Deutschland, eine Sommerpause

Eine aktuelle Plakatkampagne der Telekom wirbt damit, dass sie einem jetzt das Netz “IN ECHTZEIT” in die heimischen vier Wände transportieren. Überhaupt ist das Echtzeitweb ja derzeit ein schönes Angeberwort, denn es passt ja zu der althergebrachten Weisheit, dass sich die Welt immer schneller dreht, dass wir jetzt alles immer überall haben; morgens mit den Aktienkursen aus Tokio aufwachen (wenn wir nicht kurz schon mal Nachts gecheckt haben); die Wikipedia vom Zahnarztstuhl aus editieren; während des ersten Dates kurz ein lustiges Katzenbild retweeten; Antworten auf SMS und Mails innerhalb von Sekunden erwarten und jeden neuen Bekannten erstmal googlen.

All diejenigen, die das am meisten erschreckt, die sich deshalb regelmäßig darüber beschweren, die aus der Autobahn einen Parkplatz machen wollen und immer wieder gerne “Entschleunigung!” rufen, waren wahrscheinlich lange nicht mehr zwischen Mitte Juli und Mitte August in Deutschland.

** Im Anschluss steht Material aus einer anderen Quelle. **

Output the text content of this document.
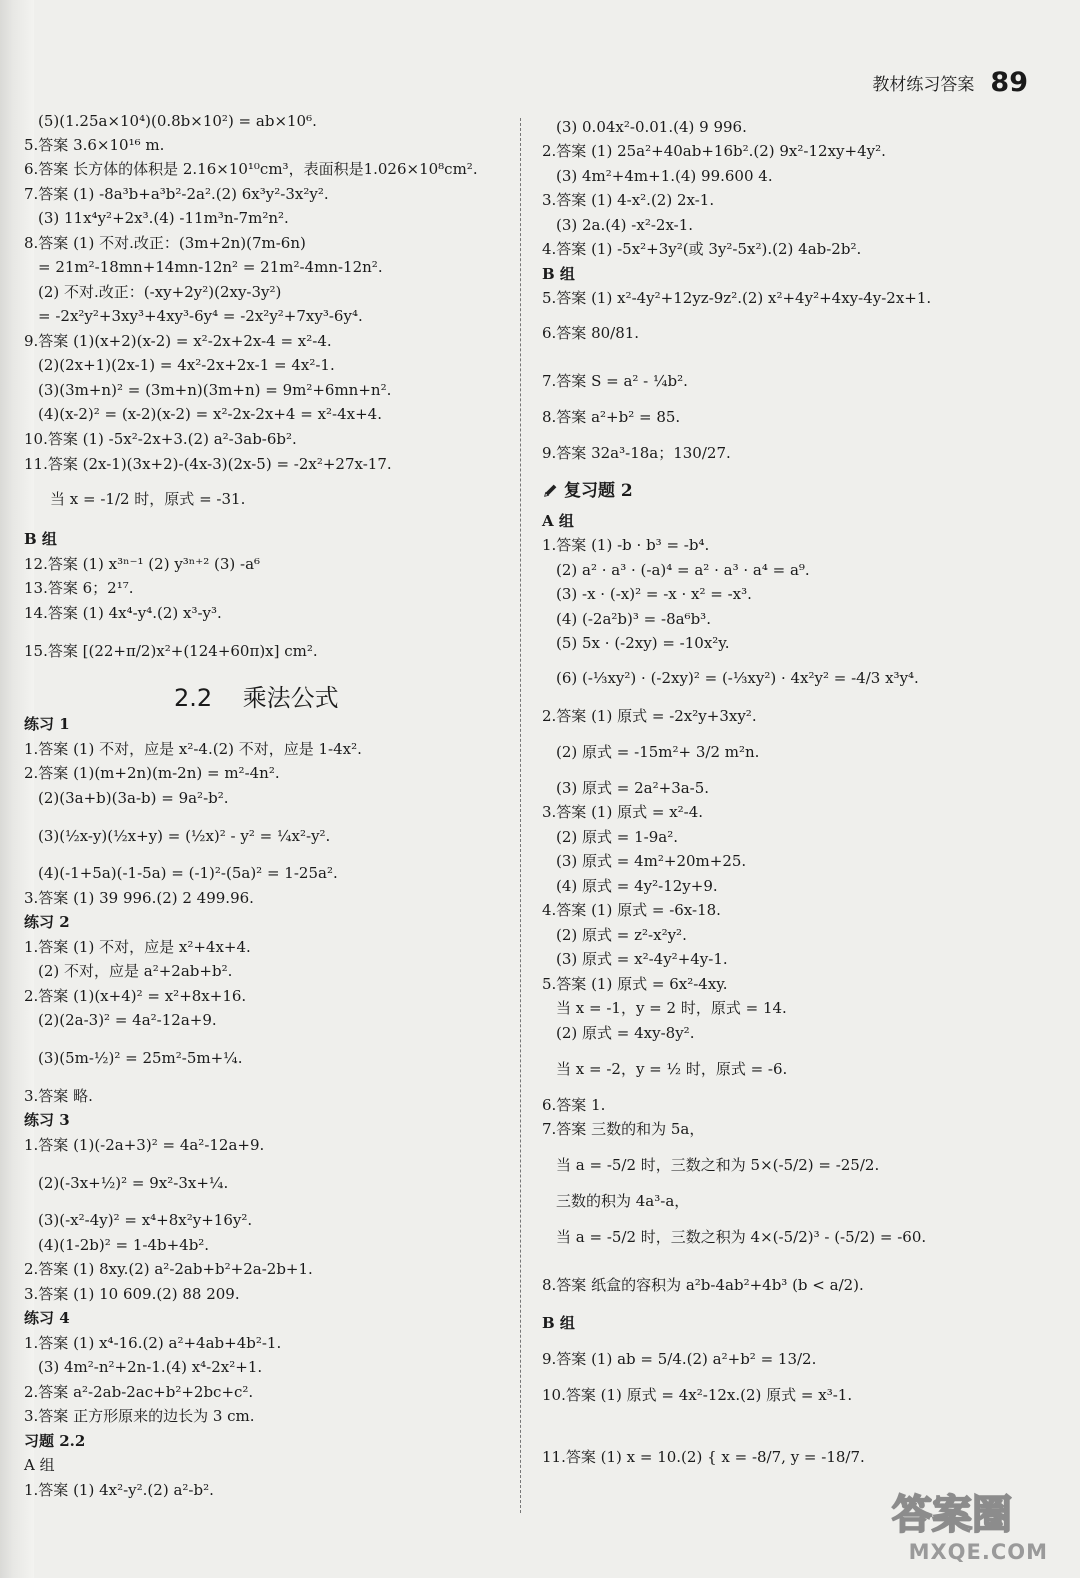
教材练习答案 89
2.2 乘法公式
(5)(1.25a×10⁴)(0.8b×10²) = ab×10⁶.
5.答案 3.6×10¹⁶ m.
6.答案 长方体的体积是 2.16×10¹⁰cm³，表面积是1.026×10⁸cm².
7.答案 (1) -8a³b+a³b²-2a².(2) 6x³y²-3x²y².
(3) 11x⁴y²+2x³.(4) -11m³n-7m²n².
8.答案 (1) 不对.改正：(3m+2n)(7m-6n)
= 21m²-18mn+14mn-12n² = 21m²-4mn-12n².
(2) 不对.改正：(-xy+2y²)(2xy-3y²)
= -2x²y²+3xy³+4xy³-6y⁴ = -2x²y²+7xy³-6y⁴.
9.答案 (1)(x+2)(x-2) = x²-2x+2x-4 = x²-4.
(2)(2x+1)(2x-1) = 4x²-2x+2x-1 = 4x²-1.
(3)(3m+n)² = (3m+n)(3m+n) = 9m²+6mn+n².
(4)(x-2)² = (x-2)(x-2) = x²-2x-2x+4 = x²-4x+4.
10.答案 (1) -5x²-2x+3.(2) a²-3ab-6b².
11.答案 (2x-1)(3x+2)-(4x-3)(2x-5) = -2x²+27x-17.
当 x = -1/2 时，原式 = -31.
B 组
12.答案 (1) x³ⁿ⁻¹ (2) y³ⁿ⁺² (3) -a⁶
13.答案 6；2¹⁷.
14.答案 (1) 4x⁴-y⁴.(2) x³-y³.
15.答案 [(22+π/2)x²+(124+60π)x] cm².
练习 1
1.答案 (1) 不对，应是 x²-4.(2) 不对，应是 1-4x².
2.答案 (1)(m+2n)(m-2n) = m²-4n².
(2)(3a+b)(3a-b) = 9a²-b².
(3)(½x-y)(½x+y) = (½x)² - y² = ¼x²-y².
(4)(-1+5a)(-1-5a) = (-1)²-(5a)² = 1-25a².
3.答案 (1) 39 996.(2) 2 499.96.
练习 2
1.答案 (1) 不对，应是 x²+4x+4.
(2) 不对，应是 a²+2ab+b².
2.答案 (1)(x+4)² = x²+8x+16.
(2)(2a-3)² = 4a²-12a+9.
(3)(5m-½)² = 25m²-5m+¼.
3.答案 略.
练习 3
1.答案 (1)(-2a+3)² = 4a²-12a+9.
(2)(-3x+½)² = 9x²-3x+¼.
(3)(-x²-4y)² = x⁴+8x²y+16y².
(4)(1-2b)² = 1-4b+4b².
2.答案 (1) 8xy.(2) a²-2ab+b²+2a-2b+1.
3.答案 (1) 10 609.(2) 88 209.
练习 4
1.答案 (1) x⁴-16.(2) a²+4ab+4b²-1.
(3) 4m²-n²+2n-1.(4) x⁴-2x²+1.
2.答案 a²-2ab-2ac+b²+2bc+c².
3.答案 正方形原来的边长为 3 cm.
习题 2.2
A 组
1.答案 (1) 4x²-y².(2) a²-b².
复习题 2
(3) 0.04x²-0.01.(4) 9 996.
2.答案 (1) 25a²+40ab+16b².(2) 9x²-12xy+4y².
(3) 4m²+4m+1.(4) 99.600 4.
3.答案 (1) 4-x².(2) 2x-1.
(3) 2a.(4) -x²-2x-1.
4.答案 (1) -5x²+3y²(或 3y²-5x²).(2) 4ab-2b².
B 组
5.答案 (1) x²-4y²+12yz-9z².(2) x²+4y²+4xy-4y-2x+1.
6.答案 80/81.
7.答案 S = a² - ¼b².
8.答案 a²+b² = 85.
9.答案 32a³-18a；130/27.
A 组
1.答案 (1) -b · b³ = -b⁴.
(2) a² · a³ · (-a)⁴ = a² · a³ · a⁴ = a⁹.
(3) -x · (-x)² = -x · x² = -x³.
(4) (-2a²b)³ = -8a⁶b³.
(5) 5x · (-2xy) = -10x²y.
(6) (-⅓xy²) · (-2xy)² = (-⅓xy²) · 4x²y² = -4/3 x³y⁴.
2.答案 (1) 原式 = -2x²y+3xy².
(2) 原式 = -15m²+ 3/2 m²n.
(3) 原式 = 2a²+3a-5.
3.答案 (1) 原式 = x²-4.
(2) 原式 = 1-9a².
(3) 原式 = 4m²+20m+25.
(4) 原式 = 4y²-12y+9.
4.答案 (1) 原式 = -6x-18.
(2) 原式 = z²-x²y².
(3) 原式 = x²-4y²+4y-1.
5.答案 (1) 原式 = 6x²-4xy.
当 x = -1，y = 2 时，原式 = 14.
(2) 原式 = 4xy-8y².
当 x = -2，y = ½ 时，原式 = -6.
6.答案 1.
7.答案 三数的和为 5a，
当 a = -5/2 时，三数之和为 5×(-5/2) = -25/2.
三数的积为 4a³-a，
当 a = -5/2 时，三数之积为 4×(-5/2)³ - (-5/2) = -60.
8.答案 纸盒的容积为 a²b-4ab²+4b³ (b < a/2).
B 组
9.答案 (1) ab = 5/4.(2) a²+b² = 13/2.
10.答案 (1) 原式 = 4x²-12x.(2) 原式 = x³-1.
11.答案 (1) x = 10.(2) { x = -8/7, y = -18/7.
答案圈
MXQE.COM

In dieser Zeit nämlich schrumpfen Firmenbelegschaften auf einen Bruchteil ihrer Standardmasse zusammen. Telefonisch erreicht man Anrufbeantworter, per Mail eine automatisch generierte “Bin weg”-Nachricht. In der Mittagspause muss man die Speisekarte der Dönerbude von oben nach unten durchprobieren, weil Kantine, Suppenbar und Nachbarschaftsmetzger geschlossen haben. Wenn nicht gerade mal wieder ein CDU-Politiker zurücktritt, passiert auch auf der politischen und wirtschaftlichen Bühne nichts von Belang, weshalb die Medien entweder auf Sommerlochthemen zurückgreifen oder über das Sommerloch selber berichten. Und wo immer man anruft (und sogar wenn man selbst angerufen wird), die Antwort ist häufig die gleiche: “Das können wir erst nach der Sommerpause bearbeiten.”

Ich finde das ja einerseits ganz schön – unter anderem auch, weil man in diesen Zeiten endlich mal die Ruhe findet, um lange liegengebliebene Projekte in Ruhe anzugehen. Andererseits finde ich aber auch, dass ein Land, dass es sich leisten kann, mehrere Wochen im Jahr quasi sein komplettes Uhrwerk auf weniger als halbe Geschwindigkeit zu drosseln, sich wirklich keine Sorgen machen sollte, dass es irgendwann vor lauter Schnelligkeit explodiert. Wenn man sich selbst langsam bewegt, wird “Echtzeit” gewissermaßen zu einem relativen Begriff.